Dramatically, the final scene cannot really fail to be a tear-jerker and this production did not fail. The tragedy was highlighted by watching Cio-Cio San’s young son riding his bicycle in the garden unaware that his mother was at that moment ending her life with her father’s dagger.

The set by Reinhard von der Thannen (costumes and set) is clearly inspired by modern Japanese architecture, but the costumes are not entirely convincing. Pinkerton wears a beautifully tailored cream suit, Butterfly totters on platform shoes, Goro looks as though he has stepped out of The Mikado, and Suzuki’s embroidered black kimono steals the show. The overriding colour white is offset by flashes of red (to indicate the tragedy to come), red lanterns at the picturesque wedding ceremony, red flower petals raining down from above the stage to welcome Pinkerton on his return, red sashes on the kimonos.

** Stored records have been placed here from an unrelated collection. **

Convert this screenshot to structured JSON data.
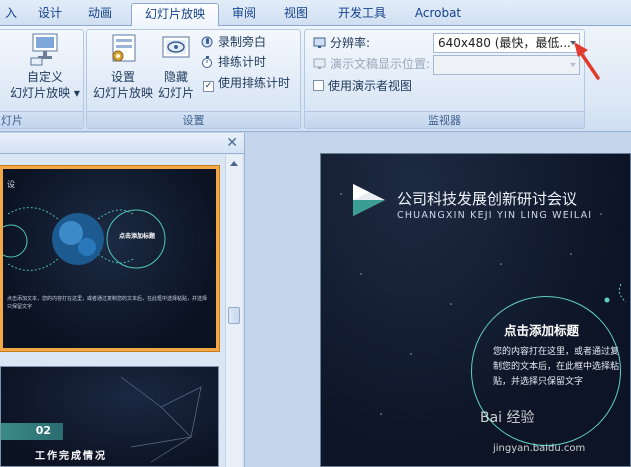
{
  "tabs": [
    {
      "label": "入",
      "active": false
    },
    {
      "label": "设计",
      "active": false
    },
    {
      "label": "动画",
      "active": false
    },
    {
      "label": "幻灯片放映",
      "active": true
    },
    {
      "label": "审阅",
      "active": false
    },
    {
      "label": "视图",
      "active": false
    },
    {
      "label": "开发工具",
      "active": false
    },
    {
      "label": "Acrobat",
      "active": false
    }
  ],
  "ribbon": {
    "group_start": {
      "label": "灯片",
      "custom_show_line1": "自定义",
      "custom_show_line2": "幻灯片放映 ▾"
    },
    "group_setup": {
      "label": "设置",
      "setup_show_line1": "设置",
      "setup_show_line2": "幻灯片放映",
      "hide_slide_line1": "隐藏",
      "hide_slide_line2": "幻灯片",
      "record_narration": "录制旁白",
      "rehearse_timings": "排练计时",
      "use_rehearsed_timings": "使用排练计时",
      "use_rehearsed_timings_checked": true
    },
    "group_monitors": {
      "label": "监视器",
      "resolution_label": "分辨率:",
      "resolution_value": "640x480 (最快，最低...",
      "show_on_label": "演示文稿显示位置:",
      "show_on_value": "",
      "presenter_view": "使用演示者视图",
      "presenter_view_checked": false
    }
  },
  "thumbnails": {
    "slide1": {
      "corner_text": "设",
      "node_title": "点击添加标题",
      "caption": "点击添加文本，您的内容打在这里，或者通过复制您的文本后，在此框中选择粘贴，并选择只保留文字"
    },
    "slide2": {
      "number": "02",
      "title": "工作完成情况"
    }
  },
  "slide": {
    "title": "公司科技发展创新研讨会议",
    "subtitle": "CHUANGXIN KEJI YIN LING WEILAI",
    "box_title": "点击添加标题",
    "box_body": "您的内容打在这里，或者通过复制您的文本后，在此框中选择粘贴，并选择只保留文字"
  },
  "watermark": {
    "text": "Bai 经验",
    "url": "jingyan.baidu.com"
  },
  "colors": {
    "accent_orange": "#f3a847",
    "slide_teal": "#5fd1c3",
    "annotation_red": "#e23a2c"
  }
}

Reinhard von der Thannen is Professor of Costume Design at the Academy of Applied Sciences in Hamburg and, on his initiative, students conceived three videos shown between the acts. The first depicted a swarm of birds turning into a surface of water, a metaphor for the arrival of the American marines, the second brought to mind abandonment and longing, and the third was a premonition of death, with bamboo the linking factor between all. The style of animation recalled traditional Japanese calligraphy. However, as hardly any opera-goer ever has the time (or interest?) to read the programme notes in advance, these allegories will have been lost on the majority of the audience: too clever by half.

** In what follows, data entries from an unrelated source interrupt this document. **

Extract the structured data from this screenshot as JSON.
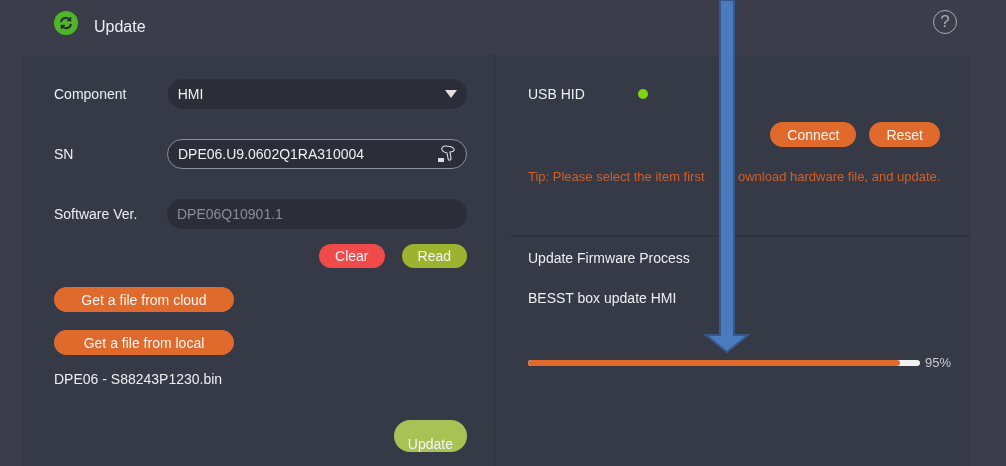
{
  "header": {
    "title": "Update",
    "help": "?"
  },
  "form": {
    "component": {
      "label": "Component",
      "value": "HMI"
    },
    "sn": {
      "label": "SN",
      "value": "DPE06.U9.0602Q1RA310004"
    },
    "software_ver": {
      "label": "Software Ver.",
      "placeholder": "DPE06Q10901.1"
    }
  },
  "form_buttons": [
    {
      "label": "Clear",
      "color": "#f04a4a"
    },
    {
      "label": "Read",
      "color": "#9db22f"
    }
  ],
  "file_buttons": [
    "Get a file from cloud",
    "Get a file from local"
  ],
  "file_name": "DPE06 - S88243P1230.bin",
  "update_button": "Update",
  "connection": {
    "label": "USB HID",
    "connected": true
  },
  "connection_buttons": [
    "Connect",
    "Reset"
  ],
  "tip": [
    "Tip: Please select the item first",
    "ownload hardware file, and update."
  ],
  "process": {
    "title": "Update Firmware Process",
    "task": "BESST box update HMI",
    "level": 0.95,
    "reading": "95%"
  }
}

Vocally one must wonder why so many opera houses feel compelled to cast an Asian soprano in the role of Butterfly; optically, of course, quite understandable, but few Asian sopranos have the bloom in the voice or the volume to impress. Xiu Wei Sun’s very first note, half off-stage, was horribly flat and her excessive vibrato, especially in Act 1, left an impression of vocal nervousness. As the evening progressed, however, Xiu Wei Sun gained in vocal confidence and “Un bel dí” was beautifully phrased and delivered.

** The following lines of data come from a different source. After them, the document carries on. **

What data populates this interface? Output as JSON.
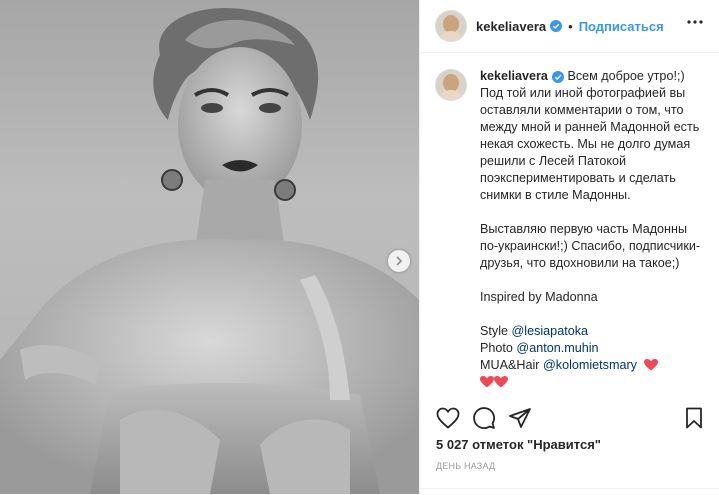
{
  "post": {
    "username": "kekeliavera",
    "follow_label": "Подписаться",
    "dot": "•",
    "caption": {
      "greeting": "Всем доброе утро!;)",
      "paragraph1": "Под той или иной фотографией вы оставляли комментарии о том, что между мной и ранней Мадонной есть некая схожесть. Мы не долго думая решили с Лесей Патокой поэкспериментировать и сделать снимки в стиле Мадонны.",
      "paragraph2": "Выставляю первую часть Мадонны по-украински!;) Спасибо, подписчики-друзья, что вдохновили на такое;)",
      "paragraph3": "Inspired by Madonna",
      "style_label": "Style ",
      "style_mention": "@lesiapatoka",
      "photo_label": "Photo ",
      "photo_mention": "@anton.muhin",
      "mua_label": "MUA&Hair ",
      "mua_mention": "@kolomietsmary"
    },
    "likes_text": "5 027 отметок \"Нравится\"",
    "time_text": "ДЕНЬ НАЗАД"
  },
  "icons": {
    "verified": "verified-badge-icon",
    "more": "more-options-icon",
    "like": "heart-icon",
    "comment": "comment-icon",
    "share": "share-icon",
    "save": "bookmark-icon",
    "next": "chevron-right-icon"
  },
  "colors": {
    "link": "#3897f0",
    "mention": "#003569",
    "heart": "#ed4956",
    "text": "#262626",
    "muted": "#999999"
  }
}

Shicoff is 60 and the voice now shows its age. Although he hits the top notes with apparent ease and force, sustains the note, there is little lustre in the medium register and rather uneasy acting. Shicoff first sang the role well over 30 years ago, when Charles Osborne in the British Opera Diary wrote: “The American tenor Neil Shicoff was making his house debut as Pinkerton. As authentically American in appearance, and even posture, as his Butterfly was authentically Japanese, he made a dramatically convincing character of the emotionally immature lieutenant, and displayed a healthy and serviceable lyric tenor which he deployed with skill.” Not much has changed: not quite as healthy but still serviceable. Shicoff has his champions though, no less than Plácido Domingo in Opera News, (March 1996) wrote: “There are great tenors. Richard Leech, Richard Margison, Michael Sylvester - certainly Neil Shicoff - José Cura, Roberto Alagna, Marcello Giordani, Giuseppe Sabbatini, Vincenzo La Scola: these are really great tenors”.

Judith Schmid was a touching and finely sung Suzuki, Cheyne Davidson gave a convincing and well-sung performance as Sharpless as did Andreas Winkler as the marriage-broker Goro.

The chorus impressed in their delicate off-stage humming chorus to end Act II.

But top honours really must go to Carlo Rizzi, now off to conduct the work in Wales. He excelled in the pit, chose judicious tempi throughout, the orchestra was on very good form, and the work never drifted into sentimentality.